Правда, во дворе рядом с больницей стоял старинный, очень красивый дом — с огромными колоннами и мраморными лестницами. Как говорили, в прошлом веке здесь размещалось Офицерское собрание. В советскую эпоху здание перешло к четвертому Главному управлению. Внизу устроили шикарную столовую для членов ЦК и правительства. Я часто видела, как в обеденные часы к крыльцу подъезжали черные машины, из которых выходили государственные особы. На втором этаже размещалась аптека для высокопоставленных лиц, единственная в своем роде. Здесь можно было купить все лекарства, недоступные простым смертным. Мало того, рядом с аптекой устроили лабораторию, где все препараты, особенно импортные, проходили тщательную проверку. Все это скрывалось от глаз народа. Советская элита жила по своим правилам, своей особой спецжизнью. Каким-то краем эта «спецжизнь» касалась и нас — обслуживающего персонала. В больнице был тоже специальный буфет. А в старинной церкви, которая, кажется, называлась церковью Дмитрия Солунского, внизу сделали столовую для персонала больницы. Но я туда обедать не ходила. Дело в том, что мы, хирурги, не имели права выходить из своего здания. А вдруг что-то случится с больным? Меня позовут, а я обедаю? Так что спецстоловой мы были лишены, еду брали с собой. Правда, когда дежурили сутками, обед нам приносили в ординаторскую.

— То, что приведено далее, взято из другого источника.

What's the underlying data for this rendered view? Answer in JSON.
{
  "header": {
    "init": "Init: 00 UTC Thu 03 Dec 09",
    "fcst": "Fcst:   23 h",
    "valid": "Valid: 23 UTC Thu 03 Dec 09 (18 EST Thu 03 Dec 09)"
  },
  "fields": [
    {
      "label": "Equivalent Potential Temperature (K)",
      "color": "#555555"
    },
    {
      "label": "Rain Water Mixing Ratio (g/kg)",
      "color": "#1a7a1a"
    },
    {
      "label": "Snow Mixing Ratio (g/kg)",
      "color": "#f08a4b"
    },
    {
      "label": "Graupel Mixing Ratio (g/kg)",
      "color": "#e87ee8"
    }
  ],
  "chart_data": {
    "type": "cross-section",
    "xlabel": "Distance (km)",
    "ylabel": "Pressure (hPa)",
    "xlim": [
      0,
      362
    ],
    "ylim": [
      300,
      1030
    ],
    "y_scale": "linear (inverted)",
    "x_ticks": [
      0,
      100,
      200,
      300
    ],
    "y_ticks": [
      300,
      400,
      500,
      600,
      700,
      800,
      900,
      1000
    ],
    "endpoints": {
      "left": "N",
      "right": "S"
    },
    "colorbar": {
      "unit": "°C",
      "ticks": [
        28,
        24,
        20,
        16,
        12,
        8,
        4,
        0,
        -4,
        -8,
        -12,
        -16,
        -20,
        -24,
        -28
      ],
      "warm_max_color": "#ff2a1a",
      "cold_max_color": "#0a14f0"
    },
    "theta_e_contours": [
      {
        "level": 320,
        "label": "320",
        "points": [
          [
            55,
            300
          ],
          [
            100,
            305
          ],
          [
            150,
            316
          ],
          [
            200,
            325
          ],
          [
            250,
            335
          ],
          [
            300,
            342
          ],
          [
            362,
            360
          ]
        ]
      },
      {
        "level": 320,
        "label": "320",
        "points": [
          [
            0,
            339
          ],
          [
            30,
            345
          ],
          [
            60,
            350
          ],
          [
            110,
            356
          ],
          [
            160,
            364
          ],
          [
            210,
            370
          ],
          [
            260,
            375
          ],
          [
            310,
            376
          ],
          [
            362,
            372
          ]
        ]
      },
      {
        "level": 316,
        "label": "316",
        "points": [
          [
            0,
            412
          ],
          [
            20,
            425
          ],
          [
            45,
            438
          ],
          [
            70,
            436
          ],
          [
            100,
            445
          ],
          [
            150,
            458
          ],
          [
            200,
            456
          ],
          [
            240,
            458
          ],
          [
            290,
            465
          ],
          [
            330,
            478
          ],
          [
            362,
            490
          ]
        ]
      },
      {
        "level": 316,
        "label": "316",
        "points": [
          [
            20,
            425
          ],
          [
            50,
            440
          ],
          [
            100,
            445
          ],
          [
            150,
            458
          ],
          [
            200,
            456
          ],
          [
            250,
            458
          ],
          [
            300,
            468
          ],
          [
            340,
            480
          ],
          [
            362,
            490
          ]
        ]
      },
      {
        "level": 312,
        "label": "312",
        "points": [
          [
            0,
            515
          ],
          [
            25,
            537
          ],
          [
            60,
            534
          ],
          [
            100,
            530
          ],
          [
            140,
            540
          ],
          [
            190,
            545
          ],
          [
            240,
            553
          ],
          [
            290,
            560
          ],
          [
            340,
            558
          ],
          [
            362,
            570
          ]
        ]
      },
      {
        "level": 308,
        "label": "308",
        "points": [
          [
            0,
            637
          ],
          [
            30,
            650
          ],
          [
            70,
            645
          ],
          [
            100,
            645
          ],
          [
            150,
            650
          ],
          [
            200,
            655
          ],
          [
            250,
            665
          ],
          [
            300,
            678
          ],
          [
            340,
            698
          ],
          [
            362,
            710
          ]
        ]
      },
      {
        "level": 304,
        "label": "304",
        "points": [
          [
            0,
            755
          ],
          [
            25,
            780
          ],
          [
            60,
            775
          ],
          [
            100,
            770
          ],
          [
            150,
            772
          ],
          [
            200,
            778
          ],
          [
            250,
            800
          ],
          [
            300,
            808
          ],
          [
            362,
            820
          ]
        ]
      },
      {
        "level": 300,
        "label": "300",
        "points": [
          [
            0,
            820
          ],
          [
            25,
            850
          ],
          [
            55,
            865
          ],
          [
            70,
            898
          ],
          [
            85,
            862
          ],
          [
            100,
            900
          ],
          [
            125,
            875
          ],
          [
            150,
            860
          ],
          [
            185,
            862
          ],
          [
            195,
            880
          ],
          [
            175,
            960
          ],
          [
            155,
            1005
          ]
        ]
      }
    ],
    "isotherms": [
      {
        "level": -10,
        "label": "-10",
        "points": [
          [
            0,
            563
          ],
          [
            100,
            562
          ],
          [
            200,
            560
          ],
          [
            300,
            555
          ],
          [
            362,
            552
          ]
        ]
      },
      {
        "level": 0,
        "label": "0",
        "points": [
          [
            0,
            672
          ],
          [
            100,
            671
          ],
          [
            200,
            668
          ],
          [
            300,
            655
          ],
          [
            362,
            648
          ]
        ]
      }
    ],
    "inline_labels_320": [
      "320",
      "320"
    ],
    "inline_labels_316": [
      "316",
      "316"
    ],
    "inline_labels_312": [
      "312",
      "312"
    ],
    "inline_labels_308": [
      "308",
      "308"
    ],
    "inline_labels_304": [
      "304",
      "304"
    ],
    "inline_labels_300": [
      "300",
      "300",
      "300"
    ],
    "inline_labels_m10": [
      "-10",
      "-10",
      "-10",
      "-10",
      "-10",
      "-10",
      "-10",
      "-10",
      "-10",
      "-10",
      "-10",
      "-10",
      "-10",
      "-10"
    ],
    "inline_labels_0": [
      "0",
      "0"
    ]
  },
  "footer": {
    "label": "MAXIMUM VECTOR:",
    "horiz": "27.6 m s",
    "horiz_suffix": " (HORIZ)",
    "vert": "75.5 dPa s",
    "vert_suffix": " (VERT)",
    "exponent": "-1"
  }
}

Меня часто спрашивают сегодня, лечила ли я наших вождей, помимо Сталина. Не боязно ли было общаться с ними? Испытывала ли я волнение, когда видела Брежнева или Хрущева? Да нет, пожалуй. Все-таки наша больница была самой лучшей в стране. Лучше просто и быть не могло. Когда к нам приезжали врачи из-за рубежа, они всегда поражались нашему близкому, почти родственному отношению к больному. Они не могли этого понять. И больные, несмотря на свои высокие посты и ранги, по-моему, относились к нам так же. Редко когда говорили: «Доктор, сделайте мне то или это». Чаще обращались по-другому: «Прасковья Николаевна, милая, помогите…»
Никита Сергеевич Хрущев поступил в Кремлевскую больницу вскоре после своей отставки. Он уже не был Первым секретарем ЦК КПСС.
Лечили его терапевты, а я, врач-хирург, приглашалась только для внутривенных вливаний. В то время, да и позже, у нас в больнице был неписаный закон — внутривенное вливание нашим пациентам имел право делать только хирург, да и то не всякий.